令和5年度原子力発電施設等立地地域基盤整備支援事業(周辺地域と連携した広域観光ルートの開発による観光流動の活性化に係る調査事業)-調査報告書概要版-
報告書概要
この報告は、玄海原子力発電所の立地自治体である玄海町を中心とした上場地域における広域観光振興について書かれた報告書である。玄海町は日本の棚田百選に選定された「浜野浦の棚田」を有する観光資源があるものの、消費の受け皿不足やゴールデンウィーク期間への観光客集中という課題を抱えている。このため町単独では観光資産や人的リソースが不十分であり、周辺自治体との広域連携による観光振興が求められていた。

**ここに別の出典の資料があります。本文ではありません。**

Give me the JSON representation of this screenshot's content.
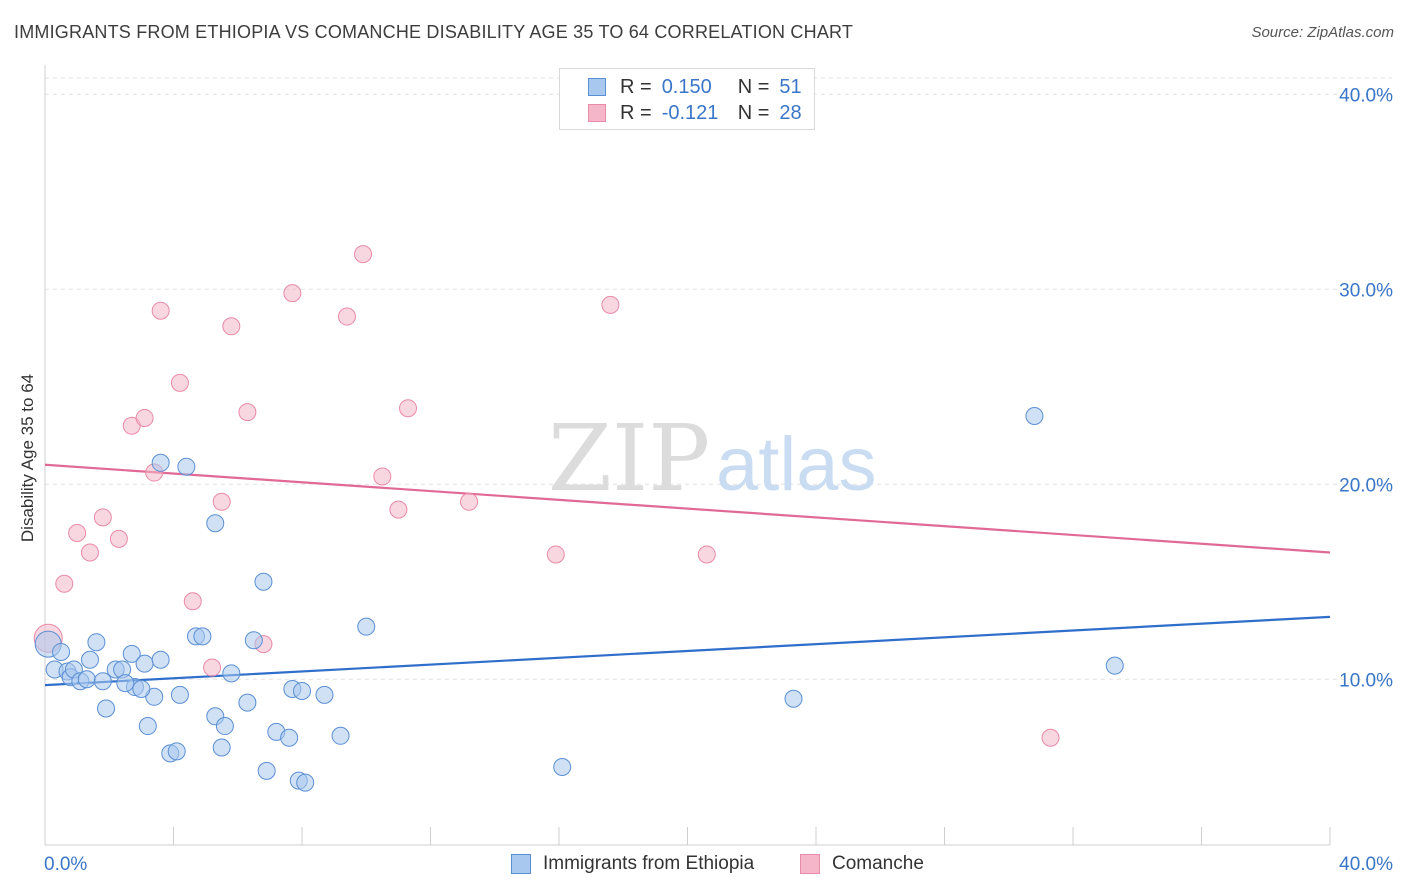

令和2年度から4年間にわたり九州経済産業局が支援し、広域観光ルートの開発と受入れ体制構築を段階的に進めてきた成果がまとめられている。令和5年度においては、玄海町みんなの地域商社を中核とした民間主導の体制構築に重点を置き、共創会議の開催や共創プロジェクトの試行を通じて地元事業者の参画促進を図った。先進地視察では福岡県津屋崎地域の取組みから人を基軸とした地域づくりの手法を学び、インスタグラム動画制作による情報発信スキル向上の実践的な取組みを実施した。これらの活動により累計4回の共創会議に延べ38名が参加し、地域商社と地元事業者による民間チームの構築が進展している。また旅行会社との連携により民間自主事業としてバスツアーが催行され、新たに1000名以上の送客実現という具体的成果を上げている。今後令和6年度から8年度の3年間で広域観光の定着を目指し、観光コンテンツの磨き上げ、個人旅行における認知促進、民間主導モデルの確立を段階的に推進する計画が示されている。